A ação indagava  presença de Daniella na chapa por ela ser a mãe do governador Lucas Ribeiro (PP), que é candidato à reeleição do governo do estado. O MPE (Ministério Público Eleitoral) que apresentou o pedido de impugnação, afirmava que a regra de inelegibilidade prevista no artigo 14, parágrafo 7º, da Constituição Federal atingia a senadora, que deixou de concorrer à renovação do seu mandato para disputar uma vaga de suplência.

Desde o ano passado que Daniella declarava abrir mão da disputa pela reeleição após a confirmação da candidatura do filho ao Governo do Estado, no entanto, afirmou ter repensado diante o convite e que a decisão tem haver com o projeto político para a Paraíba.

“Eu abri mão da possibilidade de um mandato de reeleição.

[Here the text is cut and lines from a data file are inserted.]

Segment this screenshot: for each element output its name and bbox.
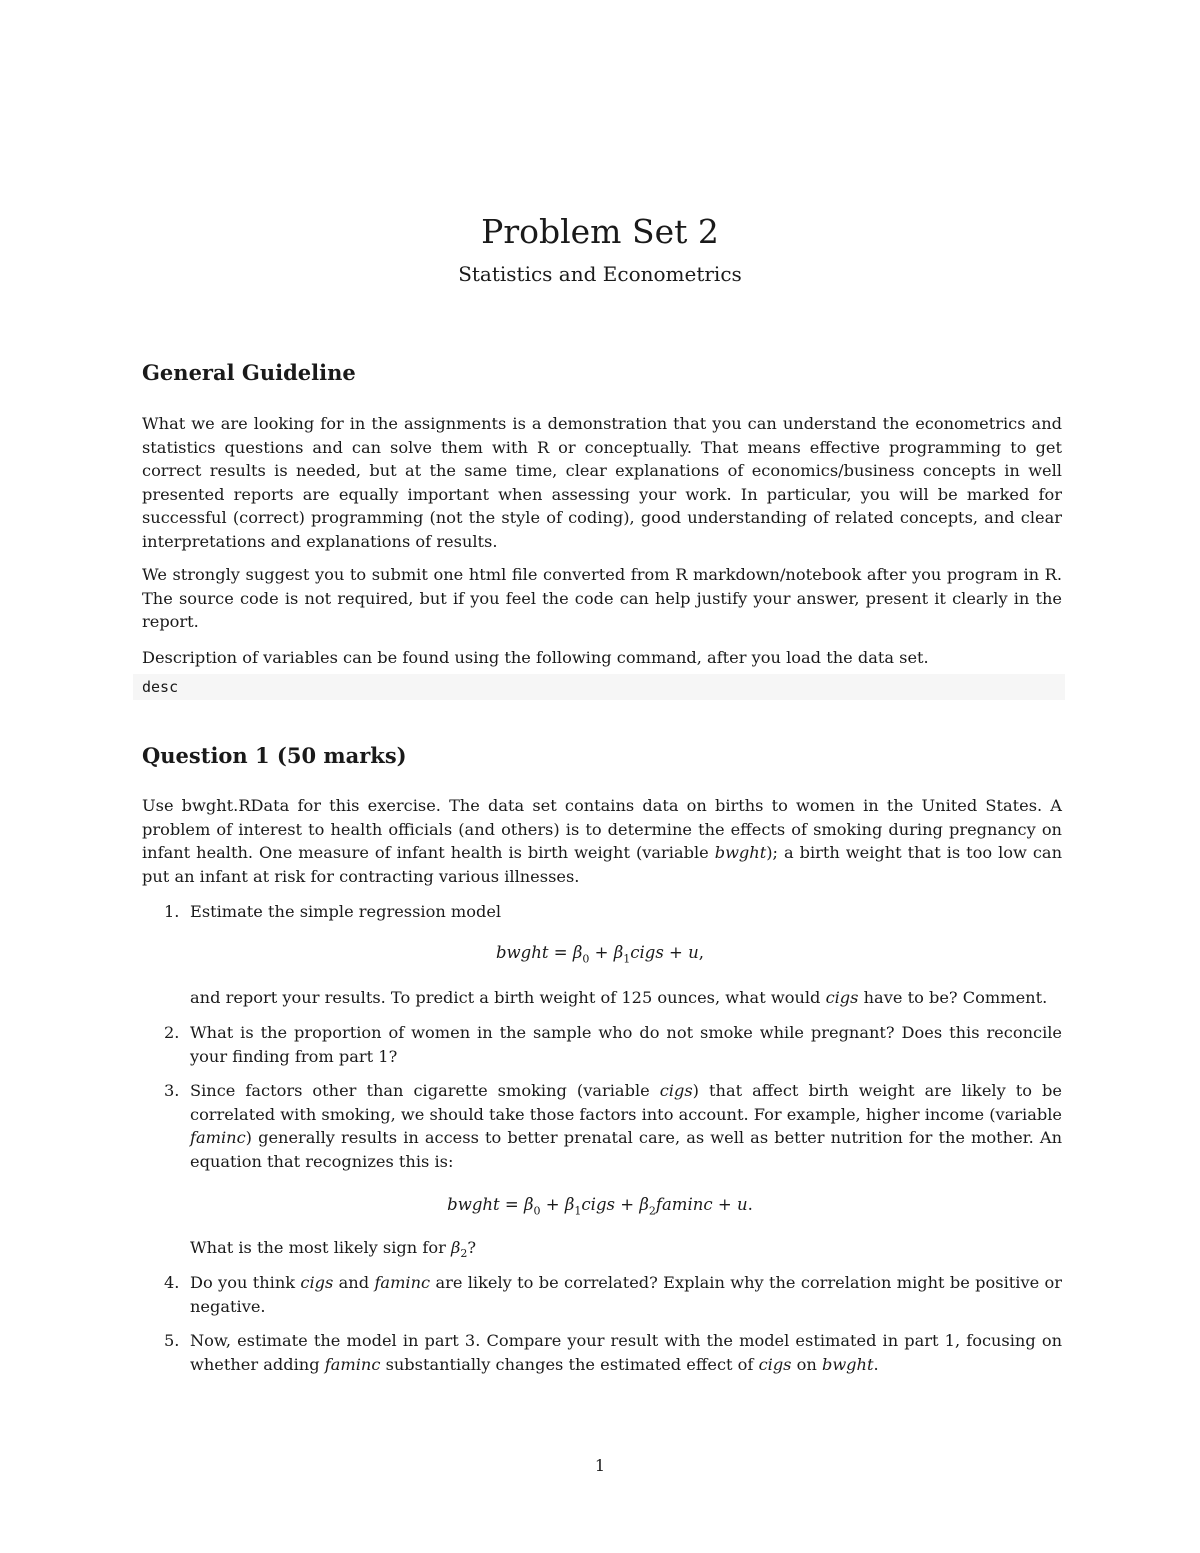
eq-beta0-sub: 0 (533, 1204, 541, 1218)
document-title: Problem Set 2 (481, 212, 719, 251)
page-number: 1 (594, 1456, 606, 1475)
eq-beta2: β (639, 1195, 649, 1214)
eq-plus: + (717, 1195, 732, 1214)
item5-text-a: Now, estimate the model in part 3. Compare your result with the model estimated in part 1, focusing on whether adding (190, 1331, 1062, 1374)
eq-beta0-sub: 0 (582, 952, 590, 966)
eq-beta2-sub: 2 (648, 1204, 656, 1218)
intro-text-a: Use bwght.RData for this exercise. The data set contains data on births to women in the United States. A problem of interest to health officials (and others) is to determine the effects of smoking during pregnancy on infant health. One measure of infant health is birth weight (variable (142, 796, 1062, 862)
guideline-paragraph-2: We strongly suggest you to submit one html file converted from R markdown/notebook after you program in R. The source code is not required, but if you feel the code can help justify your answer, present it clearly in the report. (142, 565, 1062, 631)
item3-text-a: Since factors other than cigarette smoking (variable (190, 1081, 660, 1100)
item3-question-sub: 2 (460, 1247, 468, 1261)
eq-lhs: bwght (495, 943, 549, 962)
item5-var-2: cigs (758, 1354, 792, 1374)
item4-text-b: and (333, 1273, 375, 1292)
eq-beta1-sub: 1 (623, 952, 631, 966)
list-item-lead: Estimate the simple regression model (190, 902, 502, 921)
item3-var-1: cigs (659, 1081, 693, 1100)
list-item-text: What is the proportion of women in the sample who do not smoke while pregnant? Does this reconcile your finding from part 1? (190, 1023, 1062, 1066)
eq-plus: + (545, 1195, 560, 1214)
section-heading-question-1: Question 1 (50 marks) (142, 743, 407, 768)
item5-var-3: bwght (821, 1354, 874, 1374)
list-item-followup (190, 1236, 1062, 1266)
item4-var-1: cigs (300, 1273, 334, 1292)
eq-end: , (698, 943, 705, 962)
eq-beta1: β (564, 1195, 575, 1214)
eq-end: . (747, 1195, 753, 1214)
list-item-number: 4. (164, 1273, 180, 1292)
item3-question-c: ? (467, 1238, 476, 1257)
list-item-text (190, 1329, 1062, 1376)
guideline-paragraph-1: What we are looking for in the assignments is a demonstration that you can understand the econometrics and statistics questions and can solve them with R or conceptually. That means effective programming to get correct results is needed, but at the same time, clear explanations of economics/business concepts in well presented reports are equally important when assessing your work. In particular, you will be marked for successful (correct) programming (not the style of coding), good understanding of related concepts, and clear interpretations and explanations of results. (142, 414, 1062, 551)
eq-equals: = (553, 943, 568, 962)
eq-u: u (736, 1195, 748, 1214)
followup-text-b: have to be? Comment. (858, 988, 1048, 1007)
guideline-paragraph-3: Description of variables can be found using the following command, after you load the data set. (142, 648, 929, 667)
eq-beta1-sub: 1 (574, 1204, 582, 1218)
item5-text-d: . (873, 1354, 879, 1374)
eq-beta0: β (572, 943, 583, 962)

Todo mundo sabe disso. Mas se fosse apenas por ser meu filho e não tivesse história, e se não fosse um governo e um grupo que vêm fazendo a diferença na Paraíba, certamente eu não teria aberto mão”, disse.

A parlamentar rebateu subjeções acerca de a suplência ser rebaixamento político ao lembrar que a decisão de grupo prevalece e de que suas bandeiras voltadas à defesa da mulher serão mantidas, bem como de sua trajetória como a primeira mulher eleita senadora pela Paraíba e a primeira mulher a ocupar a Primeira-Secretaria do Senado Federal.